Energy-Aware Data-Driven Model Selection in LLM-Orchestrated AI Systems
Daria Smirnova, Hamid Nasiri, Marta Adamska, Zhengxin Yu, Peter Garraghan
TL;DR
Problem: LLM-based orchestrators rely on qualitative model descriptions, leading to suboptimal model selection, higher energy consumption, and latency. Approach: GUIDE introduces an energy-aware data-driven framework with an Energy Budget Tracker and Pareto-based Model Selector to integrate quantitative performance-energy metrics into per-slot decisions.
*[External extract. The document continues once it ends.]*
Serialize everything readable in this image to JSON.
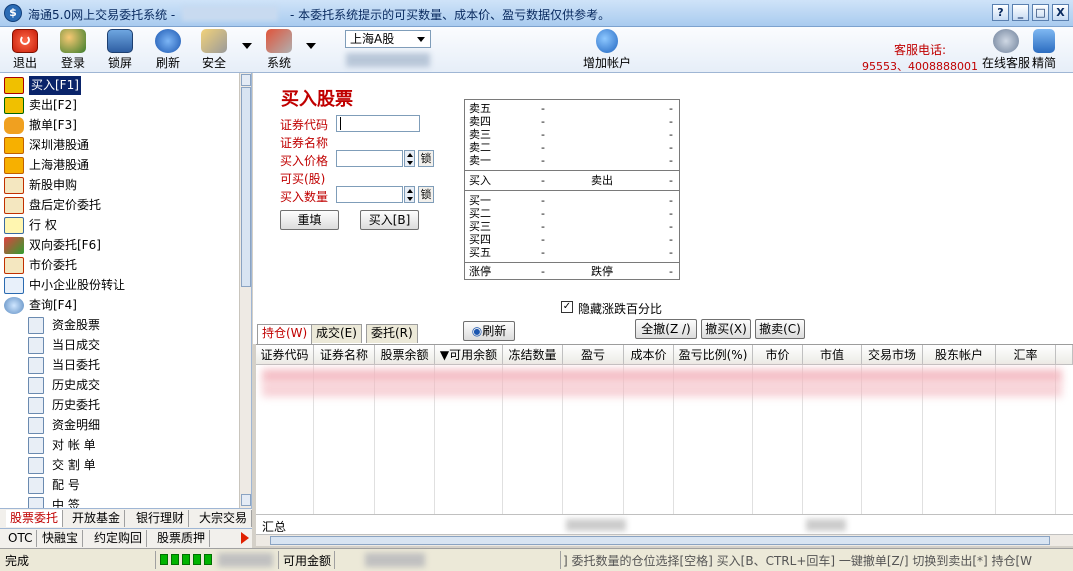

Contributions: empirical analysis of current limitations; a concrete framework that achieves higher accuracy, up to 54% energy efficiency gains, and latency reductions from 4.51 seconds to 7.2 milliseconds; and demonstration of Pareto-consistent model selections under real-time energy constraints. Impact: enables scalable, cost-efficient orchestration in multi-model AI systems.
Abstract
As modern artificial intelligence (AI) systems become more advanced and capable, they can leverage a wide range of tools and models to perform complex tasks. Today, the task of orchestrating these models is often performed by Large Language Models (LLMs) that rely on qualitative descriptions of models for decision-making. However, the descriptions provided to these LLM-based orchestrators do not reflect true model capabilities and performance characteristics, leading to suboptimal model selection, reduced accuracy, and increased energy costs. In this paper, we conduct an empirical analysis of LLM-based orchestration limitations and propose GUIDE, a new energy-aware model selection framework that accounts for performance-energy trade-offs by incorporating quantitative model performance characteristics in decision-making. Experimental results demonstrate that GUIDE increases accuracy by 0.90%-11.92% across various evaluated tasks, and achieves up to 54% energy efficiency improvement, while reducing orchestrator model selection latency from 4.51 s to 7.2 ms.